2.2.3. Quality of Services Applications which overlap communication may benefit from network Quality of Service (QoS) features. NCCL allows an application to assign a traffic class (TC) to each communicator to identify the communication requirements of the communicator. All network operations on a communicator will use the assigned TC.
The meaning of TC is specific to the network plugin in use by the communicator (such as IB networks use service level, RoCE networks use type of service). TCs are defined by the system configuration. Applications must understand the TCs available on a system and their relative behavior to use them effectively.
2.3. Where does NCCL Runs
2.3.1. Within Each Compute Node
NCCL operates on all GPUs installed in a single node. It uses high-speed interconnects like NVLink, PCIe or shared memory to handle communication between the GPUs of that node.
2.3.2. Across Multiple Compute Nodes
For distributed clusters, NCCL enables communication between GPUs located on different physical servers (nodes). To achieve this, NCCL leverages networking technologies such as InfiniBand, RoCE or Ethernet. This internode communication is crucial for scaling large clusters.
2.3.3. Integrated With Deep Learning Frameworks
Deep learning libraries (such as PyTorch’s DistributedDataParallel or TensorFlow’s MultiWorkerMirroredStrategy) invoke NCCL functions transparently. NCCL runs as part of the training processes launched on each GPU — there’s no separate NCCL service. Instead, its routines are called from the same Python (or C++) processes running the training code.
2.3.4. Process Context
NCCL runs in the context of the user’s training script or framework process on each GPU. Therefore, every worker process responsible for a model shard or data shard includes NCCL calls for the required collective communication.
Key Takeaways
- Network efficiency is critical for distributed training of large language models, as it determines how quickly data can be shared among GPUs and nodes. Poor network bandwidth or high latency causes idle GPUs and significantly increases training time and operational costs. Using high-speed, low-latency interconnects and advanced network features maximizes resource utilization and overall training performance.
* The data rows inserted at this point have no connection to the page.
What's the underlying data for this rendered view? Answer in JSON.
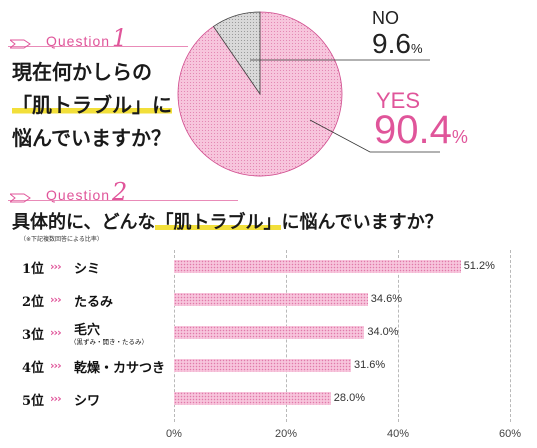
{
  "q1": {
    "label": "Question",
    "number": "1",
    "lines": [
      "現在何かしらの",
      "「肌トラブル」に",
      "悩んでいますか？"
    ],
    "highlight": "肌トラブル"
  },
  "q2": {
    "label": "Question",
    "number": "2",
    "title_before": "具体的に、どんな",
    "title_highlight": "「肌トラブル」",
    "title_after": "に悩んでいますか？",
    "note": "（※下記複数回答による比率）"
  },
  "chart_data": [
    {
      "type": "pie",
      "slices": [
        {
          "label": "YES",
          "value": 90.4,
          "display": "90.4",
          "unit": "%",
          "color": "#f7c5dc"
        },
        {
          "label": "NO",
          "value": 9.6,
          "display": "9.6",
          "unit": "%",
          "color": "#d6d6d6"
        }
      ]
    },
    {
      "type": "bar",
      "orientation": "horizontal",
      "categories": [
        "シミ",
        "たるみ",
        "毛穴",
        "乾燥・カサつき",
        "シワ"
      ],
      "ranks": [
        "1位",
        "2位",
        "3位",
        "4位",
        "5位"
      ],
      "sublabels": [
        "",
        "",
        "（黒ずみ・開き・たるみ）",
        "",
        ""
      ],
      "values": [
        51.2,
        34.6,
        34.0,
        31.6,
        28.0
      ],
      "value_labels": [
        "51.2%",
        "34.6%",
        "34.0%",
        "31.6%",
        "28.0%"
      ],
      "xlim": [
        0,
        60
      ],
      "xticks": [
        "0%",
        "20%",
        "40%",
        "60%"
      ],
      "grid": true,
      "bar_color": "#f7c5dc"
    }
  ]
}
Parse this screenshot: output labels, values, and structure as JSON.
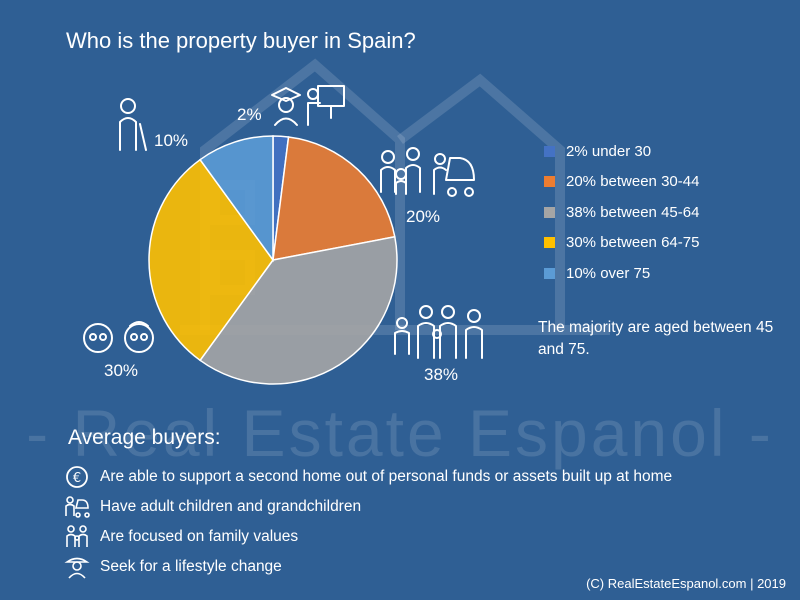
{
  "title": "Who is the property buyer in Spain?",
  "chart_data": {
    "type": "pie",
    "title": "Who is the property buyer in Spain?",
    "categories": [
      "under 30",
      "between 30-44",
      "between 45-64",
      "between 64-75",
      "over 75"
    ],
    "values": [
      2,
      20,
      38,
      30,
      10
    ],
    "slice_labels": [
      "2%",
      "20%",
      "38%",
      "30%",
      "10%"
    ],
    "legend_labels": [
      "2% under 30",
      "20% between 30-44",
      "38% between 45-64",
      "30% between 64-75",
      "10% over 75"
    ],
    "colors": [
      "#4472c4",
      "#ed7d31",
      "#a5a5a5",
      "#ffc000",
      "#5b9bd5"
    ],
    "legend_position": "right"
  },
  "note": "The majority are aged between 45 and 75.",
  "buyers": {
    "heading": "Average buyers:",
    "items": [
      {
        "text": "Are able to support a second home out of personal funds or assets built up at home",
        "icon": "euro-coin-icon"
      },
      {
        "text": "Have adult children and grandchildren",
        "icon": "family-stroller-icon"
      },
      {
        "text": "Are focused on family values",
        "icon": "family-icon"
      },
      {
        "text": "Seek for a lifestyle change",
        "icon": "traveler-icon"
      }
    ]
  },
  "watermark": "- Real Estate Espanol -",
  "copyright": "(C) RealEstateEspanol.com | 2019"
}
- Efficient distributed LLM training depends on several types of parallelism—including data, tensor, and pipeline parallelism—which enable large models to scale across multiple GPUs by evenly distributing computation and memory loads.
- Key collective communication operations such as allreduce, allgather, and all-to-all synchronize gradients, activations, and model weights between GPUs; their efficiency is essential for maintaining consistency and performance during LLM training.
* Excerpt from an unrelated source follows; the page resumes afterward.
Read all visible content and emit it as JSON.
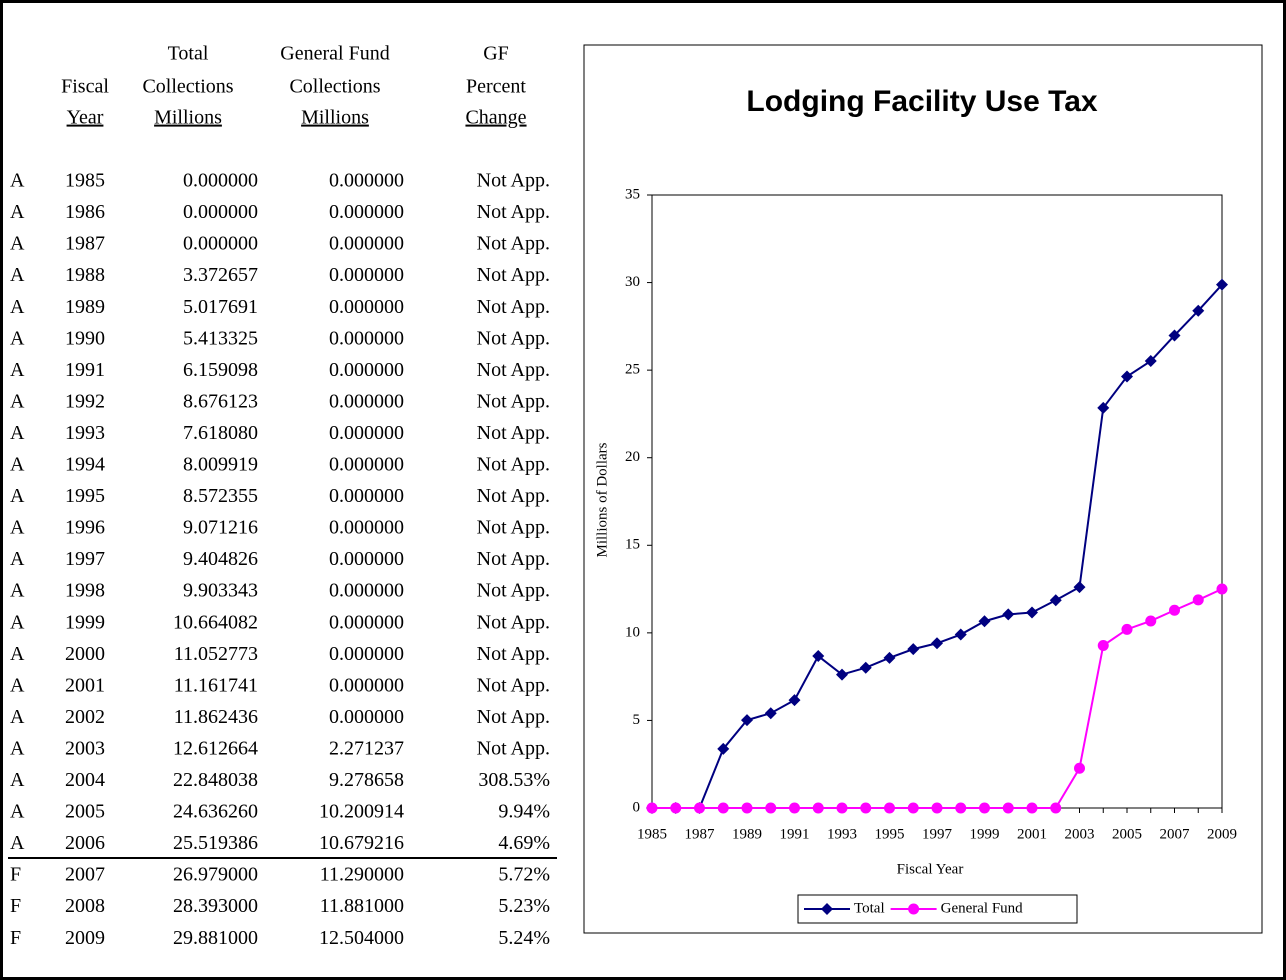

- High-speed interconnects (like InfiniBand, RoCEv2, NVLink, and NVSwitch) and robust networking technologies are required; poor bandwidth or high latency can lead to significant bottlenecks, with up to 50% of workload time potentially lost to waiting on network traffic.
- Specialized collective communication libraries—such as NVIDIA’s NCCL, AMD’s RCCL, and Microsoft’s MS-CCL—automatically detect GPU/topology arrangements and optimize data movement across clusters using features like topology awareness, GPUDirect RDMA, fault tolerance, and network QoS.
- The effectiveness of these libraries and network infrastructure directly impacts training throughput, scalability, and cost efficiency; optimal GPU cluster traffic flow is foundational for successful large-scale LLM deployments.